The National Association for Home Care & Hospice highlighted numerous studies that show hospice patients have less depression and better quality of life than their counterparts who didn’t get hospice care. These services also help terminal patients live with less pain and even possibly live longer.
You need to look for a few things when you search for hospice care in North Carolina. The state requires that all hospice agencies have a license and a certificate of need. The North Carolina Department of Health Division of Health Service Regulation handles all of this. A few agencies might also choose to use an independent group like Community Health Accreditation Partners (CHAP) for further accreditation.
After proper credentials, you should consider the quality of care the agency provides and see if they have a history of compassionate service for their clients. They should have an extensive list of services to cover your needs and be skilled at coordinating all care. Your doctor might have a few referrals, and word of mouth from friends or neighbors is always good too. Check online listings and look for helpful reviews or high rankings.

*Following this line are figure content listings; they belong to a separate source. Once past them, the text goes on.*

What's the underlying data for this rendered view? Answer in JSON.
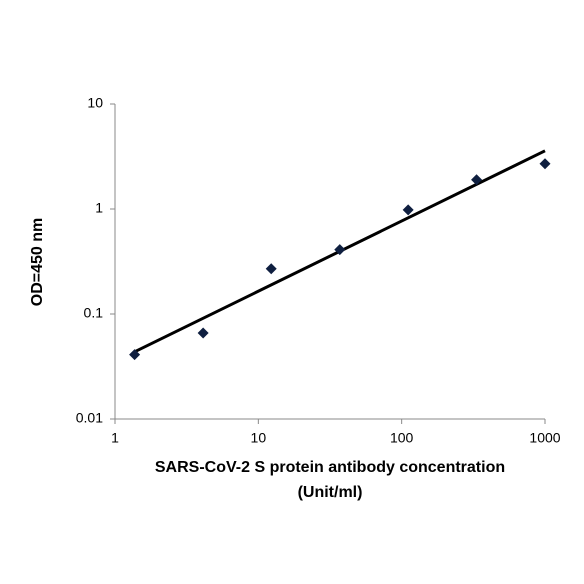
{
  "chart_data": {
    "type": "scatter",
    "ylabel": "OD=450 nm",
    "xlabel": [
      "SARS-CoV-2 S protein antibody concentration",
      "(Unit/ml)"
    ],
    "x": [
      1.37,
      4.12,
      12.3,
      37,
      111,
      333,
      1000
    ],
    "series": [
      {
        "color": "#0f1f40",
        "values": [
          0.041,
          0.066,
          0.27,
          0.41,
          0.98,
          1.9,
          2.7
        ]
      }
    ],
    "xscale": "log",
    "yscale": "log",
    "xlim": [
      1,
      1000
    ],
    "xticks": [
      1,
      10,
      100,
      1000
    ],
    "ylim": [
      0.01,
      10
    ],
    "yticks": [
      0.01,
      0.1,
      1,
      10
    ],
    "trendline": "power",
    "trendline_color": "#000000",
    "grid": false
  }
}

All long-term care is expensive, and the same goes for hospice. In fact, hospice can be more expensive because more services are used during this time. The national daily average for hospice rates is $190.80, and North Carolina tends to have below average costs for long-term care. For example, in-home care could be around $118 per day in Durham, and facility care could be between $90 and $260 depending on what facility you choose.
Even though hospice is expensive, you have more options for covering payments. Medicare, which usually doesn’t cover long-term care like nursing homes, will pay for most services. Part A policy holders might pay a small copay for services as well as medication. Medicaid in North Carolina also covers hospice, and if you’re a military member or dependent of one, you can use TRICARE. If you have private insurance, your company probably includes hospice, just check your policy to be sure.
For those people who still can’t find coverage for hospice, talk with a provider and see if they can work out a payment plan or operate on a sliding scale. You might also be able to get charitable care.
There are a lot of options for hospice care in Durham. Nursing homes like Pruitt Health, Durham Nursing & Rehabilitation, and Peak Resources Treyburn all offer hospice care. Alzheimer’s communities such as Brookdale Durham and Durham Ridge also provide hospice along with memory care.